Absorption is the movement of a drug from its site of administration into the blood. Distribution is the movement of absorbed drug in bodily fluids throughout the body to target tissues, with the requirement of adequate blood flow. Metabolism is the chemical change of drug structure to enhance excretion, inactivate the drug, increase therapeutic action, activate a prodrug, and increase or decrease toxicity. The final pharmacokinetic concept is elimination which is the removal of the drug from the body by organs of elimination
Rational Drug Selection
Now that the underlying concepts of pharmacology have been covered, how then is the drug selected? The process includes first defining what the patient’s problem is, specifying the therapeutic objective, collaboration with the patient, choosing the treatment, educating the patient, and monitoring the effectiveness. Being current in evidence based practice is imperative in that medication therapy is constantly evolving.
Adverse Drug Reactions
Every drug has the potential to cause harm. Certain criteria can preclude the incidence of an adverse drug reaction including:
· Body mass
· Time of Administration
· Pathological State
· Genetic factors
· Psychological factors
Types of Adverse Reactions
· ADRs are categorized as types.
· Type A are reactions that are predictable
· Type B are allergic responses
· Type 1 are anaphylactic and immediate
· Type II are cytotoxic and also called an autoimmune response
· Type III are complex immune reactions and are also called serum sickness
· Type IV are cell mediated, delayed hypersensitivity
· Type C are cumulative effects of a drug from chronic use
· Type D are delayed reactions that not apparent initially after the drug is taken, and are teratogens and carcinogens
Categories exist for the use of drugs during pregnancy
Factors that Foster Positive Outcomes
One of the most important factors in fostering positive outcomes is patient education. It is also key in promoting adherence to drug regimens, as well as involving the patient with the plan.
Pharmacogenomics is the branch of pharmacology which deals with the influence of genetic variation on drug response in patients by correlating gene expression with a drug’s efficacy or toxicity. Specific variations include CYP 450 enzymes, P-Glycoprotein, and phenotypes.
Keep in mind that food may affect drug absorption, drug metabolism, drug excretion and conversely may affect nutrient status. There are also foods that claim to have a medicinal effect when ingested. These include fiber, vitamins and minerals, fatty acids, plant sterols. And pre-probiotics and symbiotics.
Herbal and Complementary Therapies
Phytomedicine is the practice of using plants or plant parts to achieve a therapeutic cure. Primarily these are derived from a plant or one of it’s components. In addition, pharmacognosy is a part of pharmacology that uses the chemical from plants, molds, fungi, insets, and marine animals for medicinal purposes.
As an advanced practice nurse, it is essential to remember that herbs, in the United States, are under the umbrella of foods and as such are not regulated by the Food and Drug Administration.

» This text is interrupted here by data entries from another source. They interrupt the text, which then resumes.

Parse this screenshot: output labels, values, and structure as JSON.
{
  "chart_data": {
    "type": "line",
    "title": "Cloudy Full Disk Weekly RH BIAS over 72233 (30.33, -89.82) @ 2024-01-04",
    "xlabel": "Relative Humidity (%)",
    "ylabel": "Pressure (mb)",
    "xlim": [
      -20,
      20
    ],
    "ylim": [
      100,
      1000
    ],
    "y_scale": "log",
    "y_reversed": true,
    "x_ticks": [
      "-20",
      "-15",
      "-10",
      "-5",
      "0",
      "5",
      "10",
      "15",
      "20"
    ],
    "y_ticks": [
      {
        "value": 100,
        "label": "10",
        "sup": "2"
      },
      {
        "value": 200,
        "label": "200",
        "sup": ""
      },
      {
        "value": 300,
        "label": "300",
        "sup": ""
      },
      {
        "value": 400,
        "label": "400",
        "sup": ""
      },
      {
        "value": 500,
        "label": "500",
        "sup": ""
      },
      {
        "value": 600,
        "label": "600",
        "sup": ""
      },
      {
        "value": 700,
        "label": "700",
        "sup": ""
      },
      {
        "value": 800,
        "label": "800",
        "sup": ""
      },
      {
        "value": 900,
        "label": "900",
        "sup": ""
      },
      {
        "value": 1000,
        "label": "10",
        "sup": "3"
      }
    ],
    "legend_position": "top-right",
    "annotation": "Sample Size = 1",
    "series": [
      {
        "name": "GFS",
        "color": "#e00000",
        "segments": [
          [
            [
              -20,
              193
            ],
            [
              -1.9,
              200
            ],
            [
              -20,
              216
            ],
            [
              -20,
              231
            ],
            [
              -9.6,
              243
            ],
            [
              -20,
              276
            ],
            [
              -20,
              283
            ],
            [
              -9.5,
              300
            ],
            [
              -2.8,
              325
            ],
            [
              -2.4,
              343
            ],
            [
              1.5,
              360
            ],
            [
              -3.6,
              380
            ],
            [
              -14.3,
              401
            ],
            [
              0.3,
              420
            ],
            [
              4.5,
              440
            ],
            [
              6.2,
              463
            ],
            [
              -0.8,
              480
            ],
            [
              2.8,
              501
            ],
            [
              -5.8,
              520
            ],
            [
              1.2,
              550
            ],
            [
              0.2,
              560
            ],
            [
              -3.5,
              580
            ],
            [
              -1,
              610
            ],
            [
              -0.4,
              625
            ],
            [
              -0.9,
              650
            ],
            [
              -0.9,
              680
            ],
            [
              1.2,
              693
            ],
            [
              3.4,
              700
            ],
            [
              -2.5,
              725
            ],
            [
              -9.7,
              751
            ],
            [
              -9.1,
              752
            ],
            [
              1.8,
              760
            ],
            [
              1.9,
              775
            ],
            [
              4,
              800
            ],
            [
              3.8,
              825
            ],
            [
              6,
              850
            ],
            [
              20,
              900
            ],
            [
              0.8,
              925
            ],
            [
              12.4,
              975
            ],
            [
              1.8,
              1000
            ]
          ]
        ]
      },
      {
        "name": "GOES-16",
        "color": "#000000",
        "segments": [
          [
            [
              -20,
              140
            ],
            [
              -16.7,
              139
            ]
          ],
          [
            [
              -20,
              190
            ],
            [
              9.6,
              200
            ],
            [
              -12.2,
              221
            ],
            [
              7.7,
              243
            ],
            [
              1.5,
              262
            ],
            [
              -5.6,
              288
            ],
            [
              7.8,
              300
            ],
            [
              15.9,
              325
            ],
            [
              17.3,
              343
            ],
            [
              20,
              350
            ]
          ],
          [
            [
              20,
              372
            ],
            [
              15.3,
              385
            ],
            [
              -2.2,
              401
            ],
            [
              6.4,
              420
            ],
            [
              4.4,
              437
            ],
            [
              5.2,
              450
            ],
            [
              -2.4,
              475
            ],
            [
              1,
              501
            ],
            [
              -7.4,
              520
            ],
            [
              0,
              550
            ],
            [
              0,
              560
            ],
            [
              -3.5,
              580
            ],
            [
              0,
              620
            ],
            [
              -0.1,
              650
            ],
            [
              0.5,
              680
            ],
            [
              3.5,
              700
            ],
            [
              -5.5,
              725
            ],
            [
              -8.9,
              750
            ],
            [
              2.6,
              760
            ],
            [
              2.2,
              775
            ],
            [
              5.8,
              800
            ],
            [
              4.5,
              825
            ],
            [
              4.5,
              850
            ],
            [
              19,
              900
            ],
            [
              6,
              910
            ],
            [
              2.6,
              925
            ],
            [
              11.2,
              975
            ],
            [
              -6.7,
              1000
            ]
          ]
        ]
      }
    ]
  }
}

Since they are not regulated, there can be a wide variation in the components of the herbs,
The condition must Over the Counter Medications
All OTC drugs have the following characteristics:
1. They must be safe
2. They have low potential fpr misuse or abuse
3. They have the ability to be managed just by the patient
4. They can be labeled
5. The patient must have the ability to self-diagnose the condition
Concerns arise with these characteristics. The patient, being the one diagnosing, may be treating a serious illness that worsened due to lack of appropriate treatment. In addition just because the medication is over the counter does not mean there are not side effects, and that there may be drug interactions.